Sitting toward the center of the room during the meeting was the male student credited with creating the list, an 18-year-old senior in the IB program. After listening to all of the girls’ speeches, many of which were directed specifically to him, he stood up and spoke to the group, admitting to making the list and apologizing for the hurt it caused.
“It was quite intense, being so directly confronted in front of so many people for so long,” the student recalled in an interview with The Washington Post, speaking on the condition of anonymity out of fear of the repercussions he could face.
He recalled coming up with the list — which began in the 5 range for girls perceived to be average-looking — during a brief conversation with a friend during a fifth-period English class last year. He said he never distributed the list to anyone else in the grade, and he didn’t know how it began circulating earlier this month. But he took responsibility for what he said was a haphazard, “stupid decision.”
“When you have a culture where it’s just normal to talk about that, I guess making a list about it doesn’t seem like such a terrible thing to do, because you’re just used to discussing it,” he said in an interview. “I recognize that I’m in a position in this world generally where I have privilege. I’m a white guy at a very rich high school. It’s easy for me to lose sight of the consequences of my actions and kind of feel like I’m above something.”
While he regrets making the list, he said he was grateful that the girls spoke up. “It’s just a different time and things really do need to change,” he said. “This memory is not going to leave me anytime soon.”
Since that confrontational meeting, a co-ed group of senior students — including the boy who created the list — has been gathering on an almost weekly basis at lunch time to discuss how to prevent this sort of incident from happening again.
Jones, the school principal, said she has been proud to see the students take the lead on the meetings since the list emerged. “It takes bravery, it takes being vulnerable, it takes a sense of forgiveness,” she said.
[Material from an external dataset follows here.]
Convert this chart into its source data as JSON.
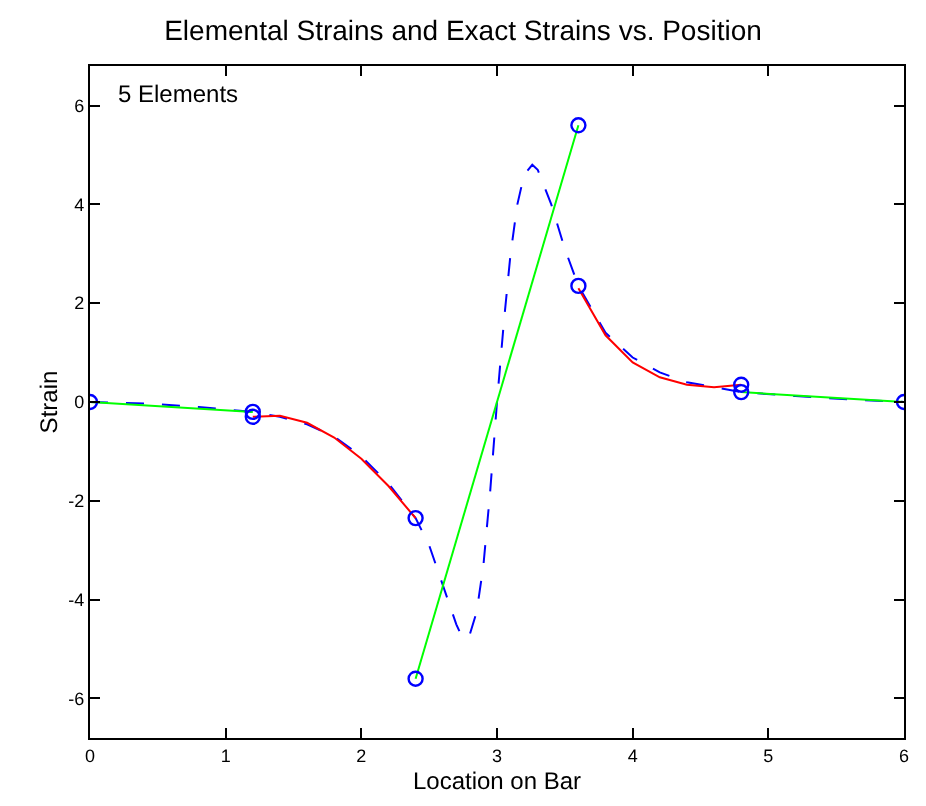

The Bethesda-Chevy Chase students are planning a day next month in which pairs of students — one senior girl and one senior boy — will go to the younger students’ classes to talk about toxic masculinity, said Gabriella Capizzi, one of the senior girls taking the lead on the campaign.
Some students are also organizing a pop-up museum focused on the theme of cultural toxicity. While the event was planned before the list circulated, it has now taken on a new meaning, said Gloria Karekezi, a 17-year-old senior who is working on an exhibit and who has been a part of the ongoing efforts to speak up about the list.
With the two months of high school they have left, the seniors hope to set a precedent for the younger grades, Capizzi said.
“I wasn’t surprised by the list,” Capizzi said. “The kids like the kid who made the list aren’t the outliers. It’s the people who speak up about it that are. And that culture needs to change.”